Répondre au changement ne suffit pas, il faut régulièrement ajouter de la valeur. C’est un art complexe où l’ignorance et la malveillance sont indétectables à court-terme par le client. Mal gérée, la complexité des logiciels aura de lourdes conséquences sur le projet, voire l’entreprise. La prévention comme la répression en la matière sont bloquées par l’absence d’experts élus par leurs pairs pouvant agir en médiation et en justice comme de véritables jurés professionnels.
La communauté des professionnels prime sur les individus et leurs interactions ? Sans aucune structure sociale pour unir les développeurs, c’est un vœu pieux. Sans institution, des groupes affinitaires se forment, chacun fragmentant la profession selon des critères qui n’ont rien de professionnel. Tout le monde y perd. Le législateur, souvent incompétent, ne trouve que des lobbys d’argent lorsqu’il doit réglementer le monde du logiciel. Un véritable corps intermédiaire, représentant équitablement le salariat, le patronat et les indépendants doit guider leurs délibérations, voire réglementer lui-même le métier.

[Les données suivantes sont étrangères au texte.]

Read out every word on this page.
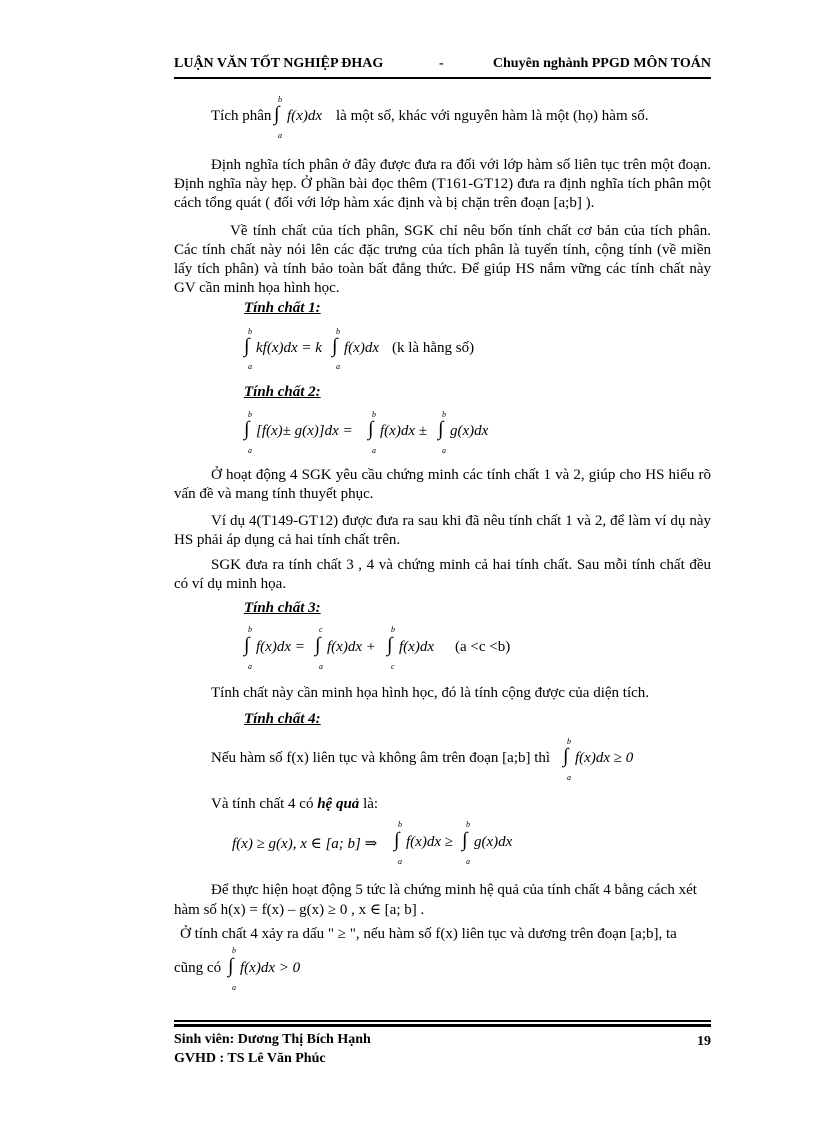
LUẬN VĂN TỐT NGHIỆP ĐHAG	-	Chuyên nghành PPGD MÔN TOÁN
Tích phân
b
∫
a
f(x)dx là một số, khác với nguyên hàm là một (họ) hàm số.
Định nghĩa tích phân ở đây được đưa ra đối với lớp hàm số liên tục trên một đoạn. Định nghĩa này hẹp. Ở phần bài đọc thêm (T161-GT12) đưa ra định nghĩa tích phân một cách tổng quát ( đối với lớp hàm xác định và bị chặn trên đoạn [a;b] ).
Về tính chất của tích phân, SGK chỉ nêu bốn tính chất cơ bản của tích phân. Các tính chất này nói lên các đặc trưng của tích phân là tuyến tính, cộng tính (về miền lấy tích phân) và tính bảo toàn bất đẳng thức. Để giúp HS nắm vững các tính chất này GV cần minh họa hình học.
Tính chất 1:
b
∫
a
kf(x)dx = k
b
∫
a
f(x)dx (k là hằng số)
Tính chất 2:
b
∫
a
[f(x)± g(x)]dx =
b
∫
a
f(x)dx ±
b
∫
a
g(x)dx
Ở hoạt động 4 SGK yêu cầu chứng minh các tính chất 1 và 2, giúp cho HS hiểu rõ vấn đề và mang tính thuyết phục.
Ví dụ 4(T149-GT12) được đưa ra sau khi đã nêu tính chất 1 và 2, để làm ví dụ này HS phải áp dụng cả hai tính chất trên.
SGK đưa ra tính chất 3 , 4 và chứng minh cả hai tính chất. Sau mỗi tính chất đều có ví dụ minh họa.
Tính chất 3:
b
∫
a
f(x)dx =
c
∫
a
f(x)dx +
b
∫
c
f(x)dx (a <c <b)
Tính chất này cần minh họa hình học, đó là tính cộng được của diện tích.
Tính chất 4:
Nếu hàm số f(x) liên tục và không âm trên đoạn [a;b] thì
b
∫
a
f(x)dx ≥ 0
Và tính chất 4 có hệ quả là:
f(x) ≥ g(x), x ∈ [a; b] ⇒
b
∫
a
f(x)dx ≥
b
∫
a
g(x)dx
Để thực hiện hoạt động 5 tức là chứng minh hệ quả của tính chất 4 bằng cách xét
hàm số h(x) = f(x) – g(x) ≥ 0 , x ∈ [a; b] .
Ở tính chất 4 xảy ra dấu " ≥ ", nếu hàm số f(x) liên tục và dương trên đoạn [a;b], ta
cũng có
b
∫
a
f(x)dx > 0
Sinh viên: Dương Thị Bích Hạnh
GVHD : TS Lê Văn Phúc
19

Ceux qui souhaitent dépasser la collaboration avec leurs clients pour nouer des partenariats productifs sont parasités par la concurrence d’influenceurs et autres vendeurs de lotions miracles. Celui qui prend le temps de se former en continu, par la pratique et le savoir académique, n’est pas compétitif par rapport au charlatan. S’il est indépendant, on lui rétorquera qu’il est trop cher, au salarié on dira qu’il ne passe pas assez de temps à produire. Selon la criticité du produit, un label ou une obligation doivent certifier de l’actualisation de celui qui œuvre. La même remarque vaut pour un marché de la formation en pleine expansion, où officient nombre de médicastres.
Ces problématiques appellent à la création d’un Ordre des Développeurs. Les logiciels sont partout, code is law dit-on parfois. Lorsque le code dépasse le simple hobby, il est une activité socialement périlleuse qui doit être régulée au nom du bien commun, au même titre que les professions médicales et juridiques, les architectes, les comptables ou les activités de sécurité privée. Cet Ordre doit englober l’ensemble des professions du logiciel : développeurs, testeurs, formateurs, consultants. L’Ordre doit réunir l’ensemble des professionnels en activité, mais n’exclut pas les retraités et les étudiants, qui peuvent jouer un rôle s’ils le souhaitent.
La qualité doit devenir une norme commune, opposable et systématique, non la conséquence du hasard.
Vous pouvez signer le manifeste en envoyant votre nom (ou pseudonyme), votre poste et votre entreprise par mail.
Nous allons prochainement passer à la vitesse supérieure.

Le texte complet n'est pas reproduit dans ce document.